Los profesionales de la salud del NHS perderían su derecho a las pausas para fumadores y se enfrentarían a la amenaza de una acción disciplinaria si encienden una cigarro en cualquier momento durante las horas de trabajo, o siempre y cuando sean reconocibles como empleados asociados a los servicios de salud, bajo los planes presentados por el Instituto Nacional de Salud y Excelencia Clínica de Inglaterra (NICE).

«Tenemos que acabar con el terrible espectáculo de ver a pacientes con los goteros, en batas de hospital, fumando en las puertas de entrada. Resulta totalmente contradictorio que el NHS, que gasta casi tres mil millones de libras al año en el tratamiento de enfermedades relacionadas con el tabaco, permita a los pacientes fumar y no haga todo lo posible para que abandonen el vicio», aseveró el profesor Mike Kelly, director del centro para la salud pública de NICE, que ha elaborado la propuesta y ha criticado al NHS de hacer la vista gorda durante demasiado tiempo.

Los médicos y enfermeras, a su juicio, deberían ofrecer terapias de reemplazo de nicotina y asesorar a los pacientes para que no corran hacia las puertas desesperadamente con ansias de encenderse un cigarro.

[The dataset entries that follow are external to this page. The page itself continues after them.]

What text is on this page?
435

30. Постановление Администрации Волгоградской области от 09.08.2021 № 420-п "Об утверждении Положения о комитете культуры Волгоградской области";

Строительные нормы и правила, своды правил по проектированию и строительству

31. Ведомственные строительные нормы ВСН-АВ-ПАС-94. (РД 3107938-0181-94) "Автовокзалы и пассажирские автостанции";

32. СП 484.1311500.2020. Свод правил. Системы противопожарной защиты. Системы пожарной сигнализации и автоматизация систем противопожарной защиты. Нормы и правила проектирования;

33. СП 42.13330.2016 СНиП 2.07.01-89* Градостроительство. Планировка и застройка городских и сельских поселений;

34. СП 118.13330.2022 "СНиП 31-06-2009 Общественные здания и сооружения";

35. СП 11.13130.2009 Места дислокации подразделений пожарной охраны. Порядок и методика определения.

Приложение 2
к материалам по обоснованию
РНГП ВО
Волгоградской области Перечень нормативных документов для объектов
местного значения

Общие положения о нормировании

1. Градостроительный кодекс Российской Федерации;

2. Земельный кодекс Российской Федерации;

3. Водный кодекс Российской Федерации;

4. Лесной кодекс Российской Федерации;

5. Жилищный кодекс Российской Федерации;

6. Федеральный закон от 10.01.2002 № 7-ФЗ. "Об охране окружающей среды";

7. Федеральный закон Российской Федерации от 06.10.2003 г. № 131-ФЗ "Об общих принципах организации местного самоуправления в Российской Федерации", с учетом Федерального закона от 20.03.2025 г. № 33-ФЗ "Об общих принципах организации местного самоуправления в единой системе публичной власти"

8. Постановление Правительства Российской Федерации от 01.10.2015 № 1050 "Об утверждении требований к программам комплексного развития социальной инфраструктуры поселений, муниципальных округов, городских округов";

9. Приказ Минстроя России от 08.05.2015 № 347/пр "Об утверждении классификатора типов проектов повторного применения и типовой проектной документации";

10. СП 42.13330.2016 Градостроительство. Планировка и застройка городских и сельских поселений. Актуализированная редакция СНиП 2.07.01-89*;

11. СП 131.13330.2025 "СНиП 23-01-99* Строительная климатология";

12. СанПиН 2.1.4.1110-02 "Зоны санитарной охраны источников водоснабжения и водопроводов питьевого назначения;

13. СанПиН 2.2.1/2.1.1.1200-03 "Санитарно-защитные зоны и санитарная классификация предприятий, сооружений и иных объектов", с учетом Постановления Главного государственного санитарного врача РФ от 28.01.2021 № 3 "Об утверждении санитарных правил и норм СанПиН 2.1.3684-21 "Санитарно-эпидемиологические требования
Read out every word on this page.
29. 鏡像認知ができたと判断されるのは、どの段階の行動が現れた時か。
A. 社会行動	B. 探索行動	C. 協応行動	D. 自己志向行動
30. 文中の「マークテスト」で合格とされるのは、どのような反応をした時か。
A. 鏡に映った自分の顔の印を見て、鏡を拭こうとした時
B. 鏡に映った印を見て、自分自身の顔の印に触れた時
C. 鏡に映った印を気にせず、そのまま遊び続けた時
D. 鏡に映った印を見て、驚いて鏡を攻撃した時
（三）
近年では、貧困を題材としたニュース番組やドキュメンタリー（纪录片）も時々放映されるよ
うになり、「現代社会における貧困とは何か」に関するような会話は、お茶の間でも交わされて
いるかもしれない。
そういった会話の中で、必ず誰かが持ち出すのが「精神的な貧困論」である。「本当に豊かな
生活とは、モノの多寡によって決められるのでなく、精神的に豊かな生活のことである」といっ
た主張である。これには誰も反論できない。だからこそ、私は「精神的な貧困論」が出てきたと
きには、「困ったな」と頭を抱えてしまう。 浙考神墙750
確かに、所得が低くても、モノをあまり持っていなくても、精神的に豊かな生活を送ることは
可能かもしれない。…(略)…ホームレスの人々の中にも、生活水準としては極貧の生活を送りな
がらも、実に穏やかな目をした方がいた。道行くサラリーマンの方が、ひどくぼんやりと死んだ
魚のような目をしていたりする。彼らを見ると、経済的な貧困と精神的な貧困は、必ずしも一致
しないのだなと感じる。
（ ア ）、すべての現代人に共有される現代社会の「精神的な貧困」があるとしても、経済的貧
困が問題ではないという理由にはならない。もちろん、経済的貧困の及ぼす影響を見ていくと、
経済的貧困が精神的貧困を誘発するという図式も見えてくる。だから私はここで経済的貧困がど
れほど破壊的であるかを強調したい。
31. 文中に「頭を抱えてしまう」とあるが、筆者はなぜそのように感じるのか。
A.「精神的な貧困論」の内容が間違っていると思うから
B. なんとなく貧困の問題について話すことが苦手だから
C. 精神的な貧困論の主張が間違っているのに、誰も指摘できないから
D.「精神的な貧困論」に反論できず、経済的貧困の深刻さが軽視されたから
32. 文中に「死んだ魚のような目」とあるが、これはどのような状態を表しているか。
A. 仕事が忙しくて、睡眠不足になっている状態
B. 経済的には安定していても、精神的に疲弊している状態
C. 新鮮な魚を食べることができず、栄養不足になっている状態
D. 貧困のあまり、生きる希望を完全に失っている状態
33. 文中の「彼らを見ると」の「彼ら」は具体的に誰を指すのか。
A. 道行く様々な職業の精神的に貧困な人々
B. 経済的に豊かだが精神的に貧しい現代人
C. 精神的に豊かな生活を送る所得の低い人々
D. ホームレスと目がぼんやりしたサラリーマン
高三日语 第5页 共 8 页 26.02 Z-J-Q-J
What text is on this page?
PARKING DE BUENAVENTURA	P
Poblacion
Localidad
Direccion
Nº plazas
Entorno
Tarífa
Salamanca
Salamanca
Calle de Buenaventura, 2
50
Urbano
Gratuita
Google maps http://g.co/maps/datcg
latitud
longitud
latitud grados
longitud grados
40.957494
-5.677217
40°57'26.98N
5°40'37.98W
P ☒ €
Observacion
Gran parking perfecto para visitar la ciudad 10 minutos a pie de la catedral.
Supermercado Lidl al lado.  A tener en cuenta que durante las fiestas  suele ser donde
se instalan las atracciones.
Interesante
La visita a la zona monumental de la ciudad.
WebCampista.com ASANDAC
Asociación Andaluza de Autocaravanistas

La iniciativa trata en parte de dar continuidad a la prohibición de fumar en los bares, discotecas y edificios públicos, que ha supuesto una gran caída en la tasa de tabaquismo, según afirma el doctor John Moore-Gillon, especialista en neumología. «La población es más propensa a dejar de fumar si se les da este consejo o toque de atención cuando están en un hospital u otro establecimiento relacionado con la salud», agregó.

Lo que no acaba de quedar claro es cómo se haría efectiva la medida para controlar que ni los empleados ni los pacientes se lleven el cigarrillo a la boca. «No es sólo cruel e inhumano prohibir a los pacientes que fumen fuera de los hospitales y clínicas, sino que resulta casi imposible de aplicar ya que habría que instalar cámaras de circuito cerrado de televisión y contratar a guardias para vigilar todos los lugares. El tabaco es un producto legal y una gran cantidad de personas fuman para aliviar el estrés», criticó Simon Clark, director de Foster, un grupo que defiende los derechos de los fumadores.

La medida, de entrar en vigor, afectaría los 1,3 millones de empleados en los servicios del NHS en Reino Unido y además supondría la prohibición de vender cigarrillos en las tiendas de los hospitales.